Quand les entreprises développent le télétravail… au bureau

Des grands groupes louent pour leurs salariés des espaces dans des centres délocalisés, proches de chez eux, pour réduire notamment les temps de trajet.

 Comme à Massy (Essonne), de nouveaux lieux permettent à des salariés de travailler plus près de chez eux.
Comme à Massy (Essonne), de nouveaux lieux permettent à des salariés de travailler plus près de chez eux. Neo-nomade/Le Trente.

    C'est une petite révolution culturelle qui balbutie dans le monde de l'entreprise. Ces dernières années, certaines grandes sociétés, notamment dans le monde de la banque et de l'assurance, proposent à leurs salariés de travailler à distance dans des bureaux et espaces de coworking situés plus près de chez eux ou dont la localisation est plus pratique par rapport à leurs déplacements. Du télétravail au bureau, en quelque sorte.
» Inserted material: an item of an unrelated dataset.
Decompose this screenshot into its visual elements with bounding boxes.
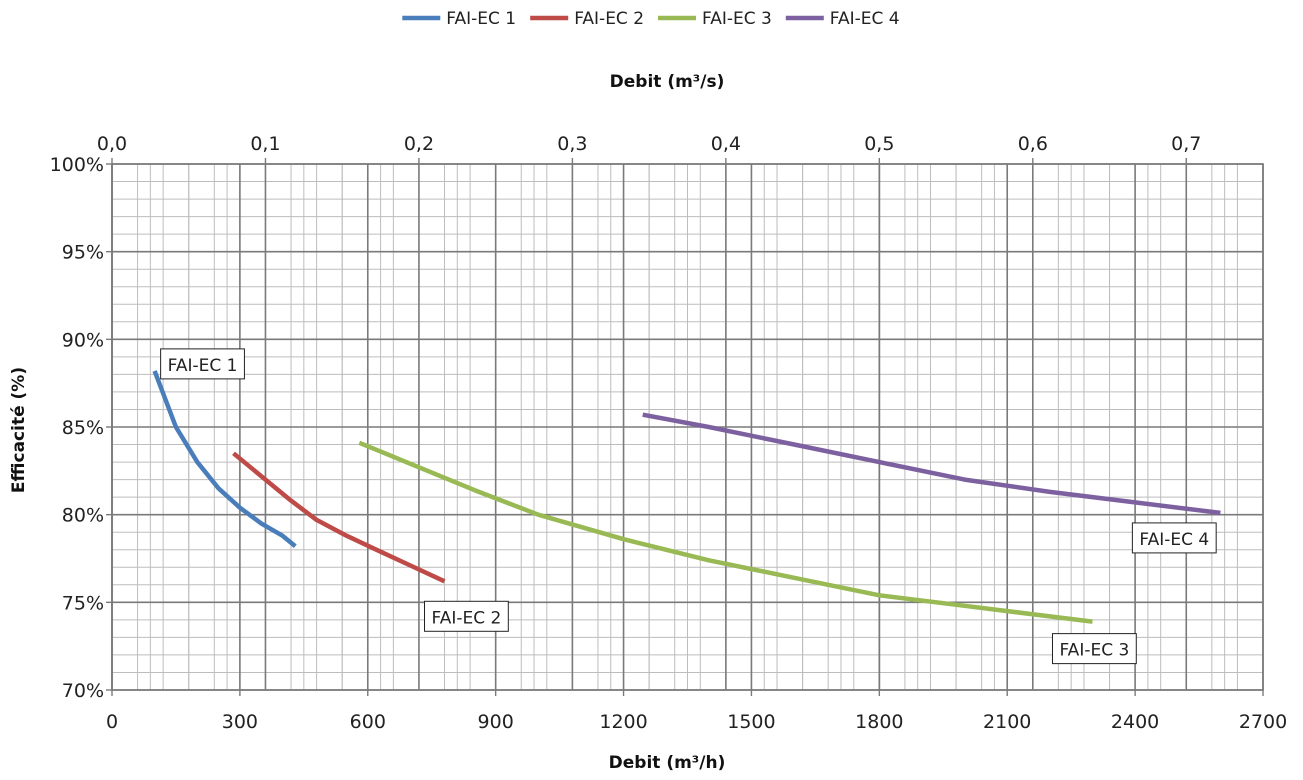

Le coût de l'opération s'élève, selon les régions et le coût de l'immobilier, à 150 à 500 € par salarié par mois.

    « Se déplacer, c'est parfois du stress, du temps perdu, de la pollution. Pour l'entreprise, cela représente un coût mais certaines, pionnières, tentent de faire des équations immobilières à long terme pour proposer à leurs salariés de télétravailler en dehors de leur domicile, un peu comme elles leur proposeraient des tickets-restaurants », explique Baptiste Broughton, cofondateur de la plateforme d'espaces partagés Néo-nomade.

    Parfois, l'expérience tourne court

    Generali s'est lancé dans l'aventure avec succès il y a deux ans et propose, en Ile-de-France comme en province, des bureaux partagés pour ses salariés qui souhaitent limiter leurs déplacements ou ses commerciaux qui passent leurs journées en voiture. Le Crédit agricole ou Capgemini ont aussi franchi le cap. Dans le public, des expériences sont aussi menées. Le conseil régional d'Ile-de-France, qui a rassemblé en 2017 à Saint-Ouen (Seine-Saint-Denis) ses dix-sept sites franciliens et 1 450 agents propose aussi du télétravail dans des tiers lieux.

    Mais ça ne marche pas toujours. La caisse d'allocations familiale (CAF) des Yvelines a fait une tentative infructueuse l'année dernière pour alléger les trajets de ses salariés. « Nous avons proposé à nos agents deux espaces de coworking mais ils préféraient en réalité travailler à domicile. Ces espaces étaient peu fréquentés et cela n'était pas intéressant financièrement », explique Carole Billon, la directrice de la CAF des Yvelines qui tente désormais de se faire prêter des bureaux dans des entités publiques du département comme la caisse primaire d'assurance maladie (CPAM) ou le conseil départemental.

    Une manière d'attirer les talents

    « Financièrement, il faut que l'entreprise s'y retrouve, note Baptiste Brougton. Il y a des stratégies immobilières à développer. De notre côté, on bataille pour faire comprendre aux directions qu'elles peuvent y gagner. À Saint-Denis, Generali a économisé 20 % de son loyer en rendant une partie de son siège social à son propriétaire étant donné que les salariés fréquentaient de moins en moins le site ».

    L'entreprise de demain sera-t-elle morcelée en fonction des déplacements et des envies de chacun? « Être absent quatre jours par semaine de son entreprise, ce n'est pas possible!, estime Pierre Bouchet, le cofondateur du Génie des lieux, société de conseil en aménagement d'espaces tertiaires. Cela pose un vrai problème en termes d'identité du collectif. Mais une journée ou deux, tout le monde peut y gagner. Il ne faut pas être dogmatique. C'est aussi une nouvelle manière pour l'entreprise d'attirer ses salariés ».

    Des subventions pour ouvrir des lieux de travail partout en France

    Le gouvernement veut identifier lieux de travail potentiels dans 150 quartiers prioritaires. /LP/Florence Hubin
    Le gouvernement veut identifier lieux de travail potentiels dans 150 quartiers prioritaires. /LP/Florence Hubin Neo-nomade/Le Trente.

    Dynamiser la France rurale et les quartiers populaires : tel est l'objectif du gouvernement qui vient de lancer son « conseil national des tiers lieux » et va encourager la création de lieux d'accueil de proximité pour les travailleurs, partout sur le territoire mais aussi pour les chômeurs de longue durée et les jeunes éloignés de l'emploi.

    Qu'ils s'appellent « Fablab », « Makerspace », « Livinglab », « espace de coworking » ou autres « tiers lieux », le gouvernement veut identifier 300 « fabriques de territoires » dans 150 quartiers prioritaires cette année afin de structurer une nouvelle filière. Pour chacune, des subventions entre 75 000 et 150 000€ sur trois ans seront débloquées.